Sepsis remains a leading cause of morbidity and mortality worldwide, characterized by a complex interplay between host response, infection, and organ dysfunction. Early identification of individuals at high risk of poor outcomes is essential to improve clinical management and reduce mortality.
This study aims to develop and validate artificial intelligence (AI)-based prognostic models for sepsis using multi-dimensional data from the UK Biobank cohort. Specifically, we will integrate demographic, clinical, biochemical, and genetic information to identify predictors associated with sepsis incidence, severity, and 28-day mortality. Machine learning algorithms (such as gradient boosting, random forest, and deep neural networks) will be applied to construct models capable of individualized risk prediction of mortality.

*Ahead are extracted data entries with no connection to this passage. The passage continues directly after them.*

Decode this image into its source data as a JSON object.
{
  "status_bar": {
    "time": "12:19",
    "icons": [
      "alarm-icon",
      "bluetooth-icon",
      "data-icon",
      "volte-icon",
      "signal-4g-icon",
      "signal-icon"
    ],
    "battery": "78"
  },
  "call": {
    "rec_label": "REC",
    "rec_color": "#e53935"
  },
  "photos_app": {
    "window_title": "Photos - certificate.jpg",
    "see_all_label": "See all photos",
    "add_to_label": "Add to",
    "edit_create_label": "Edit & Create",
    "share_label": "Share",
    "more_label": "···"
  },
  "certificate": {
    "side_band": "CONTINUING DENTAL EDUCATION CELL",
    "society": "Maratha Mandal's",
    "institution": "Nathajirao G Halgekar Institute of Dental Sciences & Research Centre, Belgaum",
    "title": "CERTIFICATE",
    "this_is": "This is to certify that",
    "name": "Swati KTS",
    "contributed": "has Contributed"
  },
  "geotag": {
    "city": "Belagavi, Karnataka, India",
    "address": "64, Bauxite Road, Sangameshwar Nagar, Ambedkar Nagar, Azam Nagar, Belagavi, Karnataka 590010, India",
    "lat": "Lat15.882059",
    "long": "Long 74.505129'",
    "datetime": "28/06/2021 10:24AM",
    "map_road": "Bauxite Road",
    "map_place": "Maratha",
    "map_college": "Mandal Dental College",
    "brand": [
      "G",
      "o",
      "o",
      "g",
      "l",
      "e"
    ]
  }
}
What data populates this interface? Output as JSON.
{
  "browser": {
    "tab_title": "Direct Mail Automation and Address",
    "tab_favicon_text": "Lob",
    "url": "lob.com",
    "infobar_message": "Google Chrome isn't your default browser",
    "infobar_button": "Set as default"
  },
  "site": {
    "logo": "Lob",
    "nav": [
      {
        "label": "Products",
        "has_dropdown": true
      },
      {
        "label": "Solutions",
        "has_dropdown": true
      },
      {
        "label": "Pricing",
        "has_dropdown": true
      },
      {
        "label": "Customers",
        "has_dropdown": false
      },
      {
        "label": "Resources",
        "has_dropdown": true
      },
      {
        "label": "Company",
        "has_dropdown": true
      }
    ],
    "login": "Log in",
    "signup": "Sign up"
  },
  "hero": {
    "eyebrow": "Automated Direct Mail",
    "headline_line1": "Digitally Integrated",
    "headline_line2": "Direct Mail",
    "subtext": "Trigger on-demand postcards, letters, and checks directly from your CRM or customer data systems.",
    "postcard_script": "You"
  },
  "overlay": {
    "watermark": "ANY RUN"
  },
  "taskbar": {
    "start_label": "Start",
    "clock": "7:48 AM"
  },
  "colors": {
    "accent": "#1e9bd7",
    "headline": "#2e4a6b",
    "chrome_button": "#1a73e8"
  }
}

Genetic data, including imputed genotypes and relevant polygenic risk scores, will be incorporated to explore host genetic susceptibility and gene-environment interactions in sepsis outcomes. Feature selection and explainable AI approaches (e.g., SHAP values) will be used to identify key determinants contributing to prediction performance. Model performance will be assessed through internal cross-validation and external validation using publicly available cohorts (e.g., MIMIC-IV).
This research will provide insights into the biological and clinical heterogeneity of sepsis, support precision medicine approaches, and facilitate early risk stratification and personalized interventions for sepsis patients.